EMBL Trans Extractor
Extract annotated protein translations from EMBL records as FASTA sequences

Paste one or more EMBL records. Each must begin with an "ID " line, contain FT feature lines with /translation qualifiers, and end with "//". Input limit: 200,000,000 characters.

💡 Quick Summary

EMBL Trans Extractor reads one or more EMBL records and returns every protein translation annotated in the feature table as a separate FASTA entry. It scans for features that carry a /translation qualifier — typically CDS features — making it the fastest way to pull predicted protein sequences out of an EMBL file without writing a single line of code.

📋 How to Use
  1. Paste the contents of one or more EMBL files into the input area.
  2. Click Extract Translations. Each CDS (or other feature) that carries a /translation qualifier is output as a FASTA entry. Multiple records are separated by an "=== record title ===" header line.
  3. The Extraction Summary panel shows how many records were processed and how many protein sequences were found.
  4. The Processing Warnings panel appears if any records had no /translation qualifiers, or if the feature table could not be located.
  5. Use the Copy button to copy all protein sequences to your clipboard.
  6. Click Load Example to try the tool with a synthetic two-CDS record demonstrating both a simple and a complement-strand feature.
  7. Click Clear to reset.
🧮 Formulas & Logic
Translation source
/translation qualifier value, extracted verbatim from the EMBL feature table — no in-browser translation of the DNA is performed
Multi-line handling
Continuation lines (FT + 19 spaces) within a /translation value are concatenated before non-amino-acid characters are stripped
Output wrapping
Protein sequence wrapped at 60 characters per line
FASTA header
>featureKey /firstQualifier (e.g. >CDS /gene="fem-2")
📊 Result Interpretation
Records Processed

Number of EMBL records (ID … //) found in the input.

Translations Extracted

Total number of FASTA protein sequences returned across all records. One entry per /translation qualifier found.

🔬 Applications
  • Retrieving predicted protein sequences from ENA downloads without local bioinformatics software
  • Checking all annotated CDS translations in a multi-record EMBL file in a single pass
  • Feeding extracted protein sequences directly into BLAST or multiple-sequence alignment tools
  • Comparing the annotated translation against a de-novo translation to spot codon-table mismatches
  • Collecting protein sequences for proteomics or homology modelling from annotated genome regions
⚠️ Common Mistakes & Warnings
Only /translation qualifiers are extracted — no in-browser translation

This tool reads the protein sequence that the database curator already annotated in the /translation field.
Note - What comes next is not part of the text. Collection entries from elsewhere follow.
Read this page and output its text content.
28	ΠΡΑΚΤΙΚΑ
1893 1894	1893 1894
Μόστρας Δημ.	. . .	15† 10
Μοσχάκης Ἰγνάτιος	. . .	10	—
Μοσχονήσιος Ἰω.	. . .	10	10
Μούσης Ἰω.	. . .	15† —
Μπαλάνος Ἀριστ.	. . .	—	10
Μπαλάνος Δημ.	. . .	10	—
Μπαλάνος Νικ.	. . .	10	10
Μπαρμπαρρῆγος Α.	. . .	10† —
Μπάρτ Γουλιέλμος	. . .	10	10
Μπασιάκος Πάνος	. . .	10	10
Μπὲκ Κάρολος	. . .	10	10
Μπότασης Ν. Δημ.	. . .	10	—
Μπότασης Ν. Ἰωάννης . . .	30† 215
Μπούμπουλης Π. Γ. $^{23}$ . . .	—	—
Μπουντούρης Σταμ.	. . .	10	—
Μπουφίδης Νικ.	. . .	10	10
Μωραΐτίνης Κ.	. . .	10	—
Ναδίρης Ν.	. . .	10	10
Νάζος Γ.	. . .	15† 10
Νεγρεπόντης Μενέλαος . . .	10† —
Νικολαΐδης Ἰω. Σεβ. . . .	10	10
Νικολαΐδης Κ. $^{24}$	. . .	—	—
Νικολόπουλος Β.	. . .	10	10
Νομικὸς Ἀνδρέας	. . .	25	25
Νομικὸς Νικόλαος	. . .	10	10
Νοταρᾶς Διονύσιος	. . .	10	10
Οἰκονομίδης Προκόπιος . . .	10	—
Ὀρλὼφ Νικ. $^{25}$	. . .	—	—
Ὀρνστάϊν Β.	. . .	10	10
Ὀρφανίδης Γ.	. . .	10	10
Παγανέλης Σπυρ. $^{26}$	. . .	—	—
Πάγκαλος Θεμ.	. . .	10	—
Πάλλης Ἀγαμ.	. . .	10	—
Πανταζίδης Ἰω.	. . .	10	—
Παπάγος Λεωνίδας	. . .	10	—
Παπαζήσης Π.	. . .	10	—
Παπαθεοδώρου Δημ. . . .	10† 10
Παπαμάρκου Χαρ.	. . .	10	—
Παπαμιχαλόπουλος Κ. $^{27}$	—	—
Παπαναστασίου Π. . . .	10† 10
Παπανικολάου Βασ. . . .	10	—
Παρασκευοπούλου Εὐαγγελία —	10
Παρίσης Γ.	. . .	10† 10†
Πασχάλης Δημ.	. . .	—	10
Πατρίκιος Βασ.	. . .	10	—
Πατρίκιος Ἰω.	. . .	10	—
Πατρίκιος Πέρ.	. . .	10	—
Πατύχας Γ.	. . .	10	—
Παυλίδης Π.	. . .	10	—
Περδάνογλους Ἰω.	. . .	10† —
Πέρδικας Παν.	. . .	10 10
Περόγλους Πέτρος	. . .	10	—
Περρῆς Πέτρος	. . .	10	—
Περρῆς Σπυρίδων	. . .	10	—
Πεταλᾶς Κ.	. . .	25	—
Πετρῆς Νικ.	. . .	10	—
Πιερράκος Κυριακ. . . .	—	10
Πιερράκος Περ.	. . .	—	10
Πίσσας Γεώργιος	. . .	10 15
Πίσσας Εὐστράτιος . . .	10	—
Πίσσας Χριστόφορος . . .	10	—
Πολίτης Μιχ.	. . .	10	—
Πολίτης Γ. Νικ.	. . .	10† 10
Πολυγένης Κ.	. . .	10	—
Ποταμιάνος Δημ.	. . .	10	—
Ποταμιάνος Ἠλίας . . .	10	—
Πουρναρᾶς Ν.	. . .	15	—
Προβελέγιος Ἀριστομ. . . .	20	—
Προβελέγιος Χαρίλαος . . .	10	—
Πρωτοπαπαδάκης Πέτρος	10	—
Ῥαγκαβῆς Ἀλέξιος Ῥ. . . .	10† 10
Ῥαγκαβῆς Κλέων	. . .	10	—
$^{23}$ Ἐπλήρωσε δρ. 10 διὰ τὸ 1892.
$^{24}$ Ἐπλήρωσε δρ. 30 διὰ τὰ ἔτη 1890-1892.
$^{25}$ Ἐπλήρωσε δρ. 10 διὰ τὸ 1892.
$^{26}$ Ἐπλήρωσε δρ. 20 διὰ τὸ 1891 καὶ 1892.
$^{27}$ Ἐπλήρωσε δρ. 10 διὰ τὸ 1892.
It does not translate the DNA sequence itself. If a CDS feature lacks a /translation qualifier, it will not appear in the output.

Only the first DE line is used as the record title

Multi-line DE (description) fields are truncated to the first line. Subsequent DE lines are not appended to the FASTA header.

Records without a feature table are skipped

If an EMBL record has no FH / FT block (e.g. a pure sequence submission), it is skipped and a warning is shown.

Stop-codon asterisks are removed

The trailing "*" that some EMBL records include in /translation values is stripped so the output contains only standard single-letter amino acid codes.

❓ Frequently Asked Questions

Why does a CDS feature not appear in the output?
The tool only outputs features that have a /translation qualifier. Some CDS entries in older or partial records omit this qualifier — in that case the DNA sequence is present but no pre-computed protein is stored. Use a dedicated translation tool on the extracted DNA if you need the protein sequence.
Can I paste multiple EMBL records at once?
Yes. Paste any number of complete records (each beginning with "ID " and ending with "//"). Each record is processed independently; results are grouped under a "=== record title ===" header.
What is a /translation qualifier?
In the EMBL feature table, the /translation qualifier stores the pre-computed protein sequence for a CDS feature as a string of single-letter amino acid codes. It is added by database curators (or submission tools) using the annotated reading frame and codon table.
Where do I get EMBL-format files?
EMBL flat files are available from the European Nucleotide Archive (ENA) at www.ebi.ac.uk/ena. Search for an accession number and choose "EMBL" as the download format. GenBank records can be converted using Biopython's SeqIO or EMBOSS seqret.
Does this tool translate the DNA sequence?
No. It reads the /translation qualifier that is already stored in the EMBL feature table. No codon table or reading-frame arithmetic is applied. This makes the output identical to what the original database submitter or ENA pipeline calculated.
What if the protein sequence spans multiple lines in the EMBL file?
EMBL files wrap long /translation values across several FT continuation lines (each prefixed with "FT" and 19 spaces). The tool automatically strips those prefixes and concatenates the fragments before outputting the complete sequence.